Tuesday, October 6, 2015

I Do Not Think It Means What You Think It Means

English is difficult. Many English words have nuances that escape even native English speakers. And many words sound similar but mean very different things. In my experience, these are some of the words most misused, especially by lawyers.

Appraise and Apprise. To appraise something is to assess its value. To apprise is to inform. The jeweler appraised the diamond and apprised the seller of the diamond's value.  

Disinterested and Uninterested.  Disinterested means unbiased, not lacking interest. That's uninterested.
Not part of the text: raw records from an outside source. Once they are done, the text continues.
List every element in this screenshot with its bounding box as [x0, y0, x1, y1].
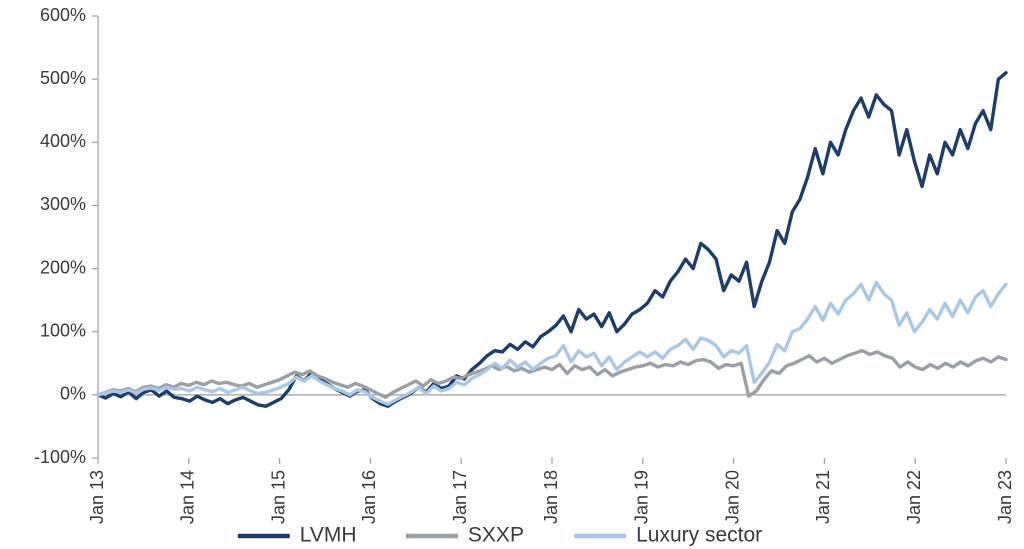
- y-axis-tick-label: 200%: [40, 257, 86, 277]
- x-axis-tick-label: Jan 23: [995, 470, 1015, 524]
- x-axis-tick-label: Jan 16: [359, 470, 379, 524]
- x-axis-tick-label: Jan 22: [904, 470, 924, 524]
- x-axis-tick-label: Jan 15: [268, 470, 288, 524]
- performance-chart: -100% 0% 100% 200% 300% 400% 500% 600% Jan 13 Jan…: [0, 0, 1024, 549]
- y-axis-tick-label: 100%: [40, 320, 86, 340]
- legend-label-luxury: Luxury sector: [636, 524, 762, 547]
- x-axis-tick-label: Jan 13: [87, 470, 107, 524]
- y-axis-tick-label: 600%: [40, 5, 86, 25]
- x-axis-tick-label: Jan 18: [541, 470, 561, 524]
- x-axis-tick-label: Jan 20: [722, 470, 742, 524]
- y-axis-tick-label: 0%: [60, 384, 86, 404]
- legend-label-sxxp: SXXP: [468, 524, 524, 547]
- legend-label-lvmh: LVMH: [300, 524, 357, 547]
- x-axis-tick-label: Jan 14: [178, 470, 198, 524]
- x-axis-tick-label: Jan 21: [813, 470, 833, 524]
- legend: LVMH SXXP Luxury sector: [238, 524, 762, 547]
- y-axis-tick-label: -100%: [34, 447, 86, 467]
- x-axis-tick-label: Jan 19: [632, 470, 652, 524]
- y-axis-tick-label: 400%: [40, 131, 86, 151]
- x-axis-tick-label: Jan 17: [450, 470, 470, 524]
- y-axis-tick-label: 300%: [40, 194, 86, 214]
- y-axis-tick-label: 500%: [40, 68, 86, 88]
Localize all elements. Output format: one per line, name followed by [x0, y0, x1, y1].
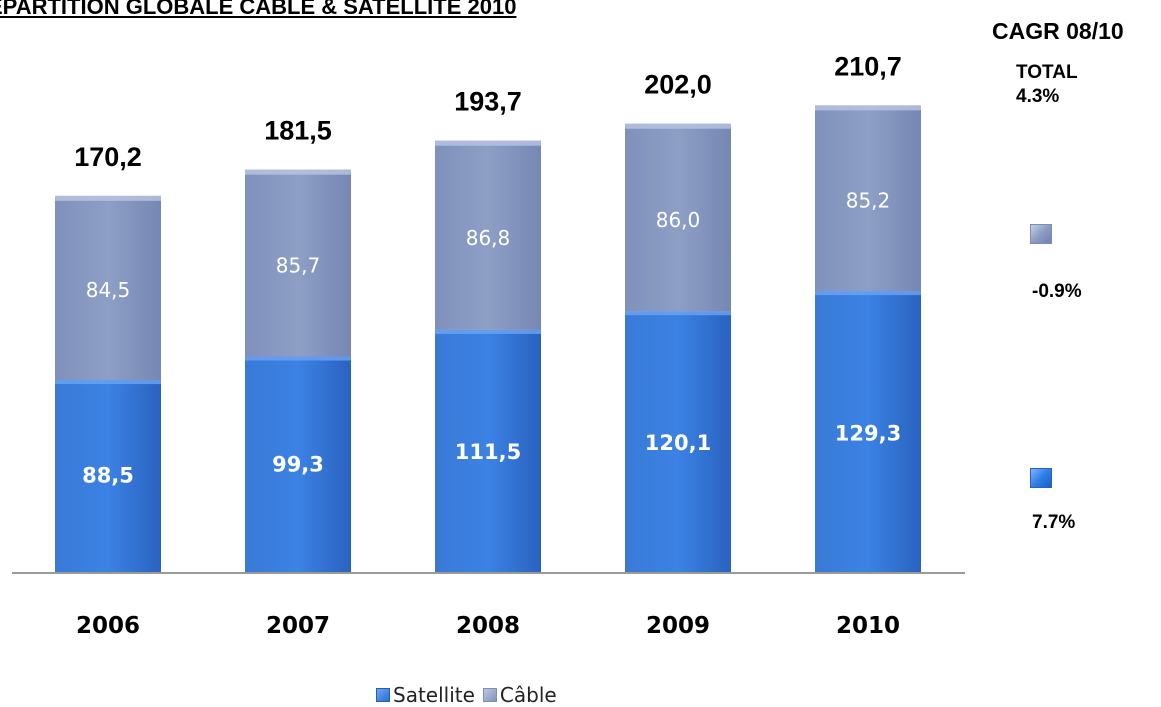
bar-cap-2009 — [625, 123, 731, 129]
bar-cable-2009 — [625, 123, 731, 312]
cagr-total-value: 4.3% — [1016, 86, 1060, 107]
x-tick-label-2008: 2008 — [456, 613, 520, 639]
legend-item-satellite: Satellite — [376, 683, 475, 707]
cagr-satellite-swatch — [1030, 468, 1052, 488]
bar-satellite-2009 — [625, 311, 731, 573]
bar-satellite-2010 — [815, 291, 921, 573]
bar-cable-2008 — [435, 140, 541, 330]
bar-satellite-2007 — [245, 356, 351, 573]
total-label-2006: 170,2 — [74, 142, 142, 172]
data-label-satellite-2008: 111,5 — [455, 440, 521, 464]
bar-cap-2010 — [815, 105, 921, 111]
total-label-2008: 193,7 — [454, 87, 522, 117]
data-label-satellite-2007: 99,3 — [272, 452, 324, 476]
bar-cable-2007 — [245, 169, 351, 357]
data-label-cable-2007: 85,7 — [276, 253, 321, 277]
cagr-satellite-value: 7.7% — [1032, 512, 1076, 533]
bar-satellite-2006 — [55, 380, 161, 573]
bar-cable-2006 — [55, 195, 161, 381]
cagr-title: CAGR 08/10 — [992, 18, 1124, 44]
chart-title: EPARTITION GLOBALE CABLE & SATELLITE 201… — [0, 0, 517, 19]
x-tick-label-2009: 2009 — [646, 613, 710, 639]
bar-cable-2010 — [815, 105, 921, 292]
legend-label-satellite: Satellite — [393, 683, 475, 707]
data-label-cable-2009: 86,0 — [656, 208, 701, 232]
total-label-2009: 202,0 — [644, 70, 712, 100]
x-tick-label-2007: 2007 — [266, 613, 330, 639]
bar-satellite-2008 — [435, 329, 541, 573]
data-label-cable-2008: 86,8 — [466, 226, 511, 250]
cagr-cable-value: -0.9% — [1032, 281, 1082, 302]
x-tick-label-2010: 2010 — [836, 613, 900, 639]
bar-seam-2006 — [55, 380, 161, 385]
bar-seam-2009 — [625, 311, 731, 316]
total-label-2007: 181,5 — [264, 116, 332, 146]
total-label-2010: 210,7 — [834, 51, 902, 81]
bar-cap-2007 — [245, 169, 351, 175]
data-label-satellite-2006: 88,5 — [82, 463, 134, 487]
cagr-cable-swatch — [1030, 224, 1052, 244]
bar-seam-2010 — [815, 291, 921, 296]
bar-cap-2008 — [435, 140, 541, 146]
data-label-cable-2010: 85,2 — [846, 189, 891, 213]
x-tick-label-2006: 2006 — [76, 613, 140, 639]
bar-seam-2008 — [435, 329, 541, 334]
data-label-satellite-2010: 129,3 — [835, 422, 901, 446]
data-label-cable-2006: 84,5 — [86, 278, 131, 302]
bar-cap-2006 — [55, 195, 161, 201]
data-label-satellite-2009: 120,1 — [645, 431, 711, 455]
legend-swatch-cable — [482, 688, 497, 702]
legend-item-cable: Câble — [482, 683, 557, 707]
bar-seam-2007 — [245, 356, 351, 361]
legend-swatch-satellite — [376, 688, 390, 702]
cagr-total-label: TOTAL — [1016, 62, 1078, 83]
chart-legend: Satellite Câble — [376, 683, 557, 707]
legend-label-cable: Câble — [499, 683, 557, 707]
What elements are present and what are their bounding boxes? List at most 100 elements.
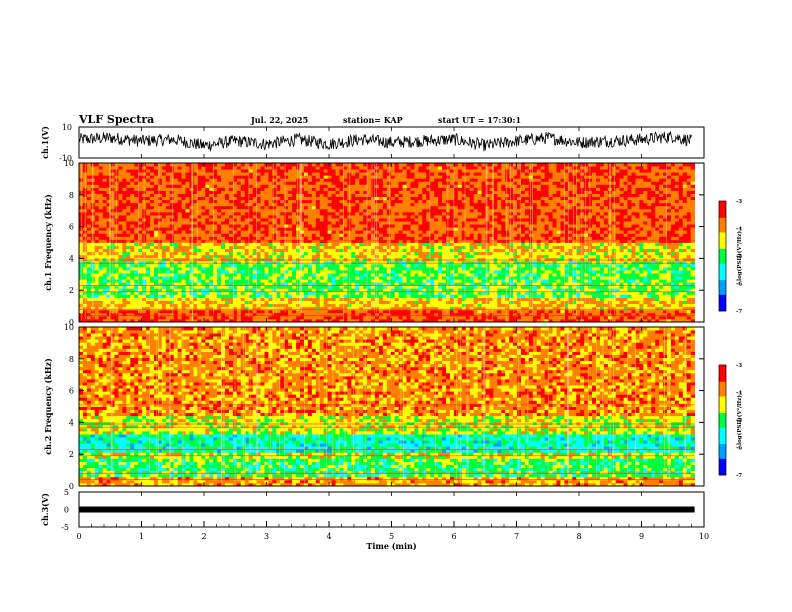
ch1-spectrogram-cell	[485, 233, 490, 237]
ch1-spectrogram-cell	[268, 306, 273, 311]
ch1-spectrogram-cell	[94, 260, 100, 265]
ch1-spectrogram-cell	[173, 224, 179, 228]
ch1-spectrogram-cell	[343, 297, 348, 301]
ch1-spectrogram-cell	[232, 230, 238, 234]
ch1-spectrogram-cell	[434, 315, 439, 320]
ch1-spectrogram-cell	[181, 291, 186, 295]
ch1-spectrogram-cell	[576, 300, 581, 305]
ch1-spectrogram-cell	[430, 263, 435, 268]
ch1-spectrogram-cell	[244, 279, 250, 283]
ch1-spectrogram-cell	[205, 297, 210, 301]
ch1-spectrogram-cell	[264, 276, 269, 280]
ch1-spectrogram-cell	[335, 257, 340, 262]
ch1-spectrogram-cell	[351, 254, 356, 259]
ch1-spectrogram-cell	[655, 257, 660, 262]
ch1-spectrogram-cell	[173, 279, 179, 283]
ch1-spectrogram-cell	[374, 279, 380, 283]
ch1-spectrogram-cell	[509, 251, 514, 256]
ch1-spectrogram-cell	[319, 282, 325, 286]
ch1-spectrogram-cell	[150, 257, 155, 262]
ch1-spectrogram-cell	[588, 294, 593, 298]
ch1-spectrogram-cell	[639, 300, 644, 305]
ch1-spectrogram-cell	[209, 254, 214, 259]
ch1-spectrogram-cell	[268, 288, 273, 292]
ch1-spectrogram-cell	[209, 251, 214, 256]
ch1-spectrogram-cell	[386, 318, 392, 323]
ch1-spectrogram-cell	[288, 263, 293, 268]
ch1-spectrogram-cell	[623, 273, 628, 277]
ch1-spectrogram-cell	[296, 233, 301, 237]
ch1-spectrogram-cell	[457, 257, 463, 262]
ch1-spectrogram-cell	[651, 312, 656, 317]
ch1-spectrogram-cell	[134, 242, 139, 246]
ch1-spectrogram-cell	[509, 227, 514, 231]
ch1-spectrogram-cell	[505, 318, 510, 323]
ch1-spectrogram-cell	[177, 233, 183, 237]
ch1-spectrogram-cell	[240, 309, 246, 314]
ch1-spectrogram-cell	[639, 251, 644, 256]
ch1-spectrogram-cell	[682, 276, 688, 280]
ch1-spectrogram-cell	[359, 233, 364, 237]
ch1-spectrogram-cell	[94, 282, 100, 286]
ch1-spectrogram-cell	[398, 303, 403, 308]
ch1-spectrogram-cell	[670, 318, 676, 323]
ch1-spectrogram-cell	[406, 309, 411, 314]
ch1-spectrogram-cell	[548, 245, 553, 250]
ch1-spectrogram-cell	[134, 227, 139, 231]
ch1-spectrogram-cell	[79, 294, 84, 298]
ch1-spectrogram-cell	[623, 251, 628, 256]
ch1-spectrogram-cell	[564, 260, 569, 265]
ch1-spectrogram-cell	[292, 263, 297, 268]
ch1-spectrogram-cell	[197, 282, 202, 286]
ch1-spectrogram-cell	[509, 279, 514, 283]
ch1-spectrogram-cell	[682, 254, 688, 259]
ch1-spectrogram-cell	[410, 257, 415, 262]
ch1-spectrogram-cell	[138, 288, 143, 292]
ch1-spectrogram-cell	[501, 297, 506, 301]
ch1-spectrogram-cell	[615, 294, 621, 298]
ch1-spectrogram-cell	[122, 245, 127, 250]
ch1-spectrogram-cell	[319, 312, 325, 317]
ch1-spectrogram-cell	[690, 233, 696, 237]
ch1-spectrogram-cell	[386, 257, 392, 262]
ch1-spectrogram-cell	[599, 224, 605, 228]
ch1-spectrogram-cell	[635, 294, 640, 298]
ch1-spectrogram-cell	[244, 257, 250, 262]
ch1-spectrogram-cell	[517, 282, 522, 286]
ch1-spectrogram-cell	[477, 266, 482, 271]
ch1-spectrogram-cell	[248, 230, 254, 234]
ch1-spectrogram-cell	[513, 266, 518, 271]
ch1-spectrogram-cell	[670, 294, 676, 298]
ch1-spectrogram-cell	[686, 260, 692, 265]
ch1-spectrogram-cell	[489, 315, 494, 320]
ch1-spectrogram-cell	[272, 263, 277, 268]
ch1-spectrogram-cell	[422, 224, 427, 228]
ch1-spectrogram-cell	[130, 251, 135, 256]
ch1-spectrogram-cell	[442, 242, 447, 246]
ch1-spectrogram-cell	[331, 257, 336, 262]
ch1-spectrogram-cell	[457, 294, 463, 298]
ch1-spectrogram-cell	[556, 318, 561, 323]
ch1-spectrogram-cell	[635, 318, 640, 323]
ch1-spectrogram-cell	[453, 245, 459, 250]
ch1-spectrogram-cell	[110, 318, 115, 323]
ch1-spectrogram-cell	[173, 309, 179, 314]
ch1-spectrogram-cell	[465, 270, 471, 274]
ch1-spectrogram-cell	[631, 312, 636, 317]
ch1-spectrogram-cell	[201, 288, 206, 292]
ch1-spectrogram-cell	[177, 224, 183, 228]
ch1-spectrogram-cell	[599, 251, 605, 256]
ch1-spectrogram-cell	[288, 266, 293, 271]
ch1-spectrogram-cell	[667, 282, 672, 286]
ch1-spectrogram-cell	[647, 294, 652, 298]
ch1-spectrogram-cell	[663, 288, 668, 292]
ch1-spectrogram-cell	[363, 251, 368, 256]
ch1-spectrogram-cell	[327, 245, 332, 250]
ch1-spectrogram-cell	[410, 285, 415, 289]
ch1-spectrogram-cell	[79, 266, 84, 271]
ch1-spectrogram-cell	[122, 273, 127, 277]
ch1-spectrogram-cell	[213, 260, 218, 265]
ch1-spectrogram-cell	[359, 251, 364, 256]
ch1-spectrogram-cell	[378, 254, 384, 259]
ch1-spectrogram-cell	[351, 288, 356, 292]
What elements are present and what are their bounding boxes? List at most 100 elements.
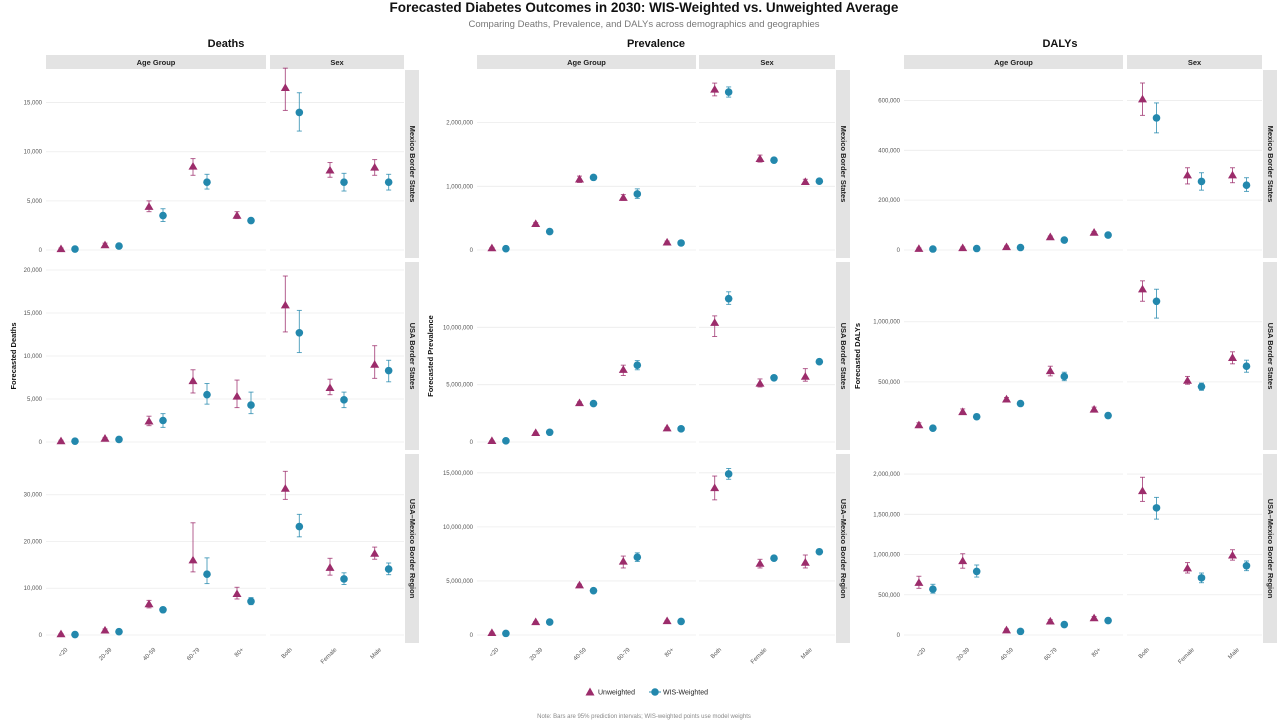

You might ask a disinterested party to mediate your case, but if you want him to mediate the case pro bono, he'd likely be uninterested in your offer. 

Hung and Hanged. Hung means suspended. Hanged is an older form of capital punishment.  

Imply and Infer. These words aren't interchangeable. They aren't antonyms in the strict sense, but they do, in a way, have opposite meanings. To imply is to suggest but not state outright. To infer is to guess based on context clues. Thus, a speaker will imply and a listener will infer based on the speaker's implication.

Ironic and Coincidental. Irony is a disconnect between actual events and what's expected. If you travel to Utah to ski, and there's no snow in Utah, but snow at your house, that's ironic. A coincidence occurs when seemingly unrelated events happen simultaneously. If you make a last-minute trip to Utah to ski and your friend also decides to travel to Utah to ski at the last minute, that's coincidence. 

Practicable and Practical. Practicable means easy to perform or put in practice. Practical means many things, including sensible and suitable. A practical solution to a problem may not always be practicable.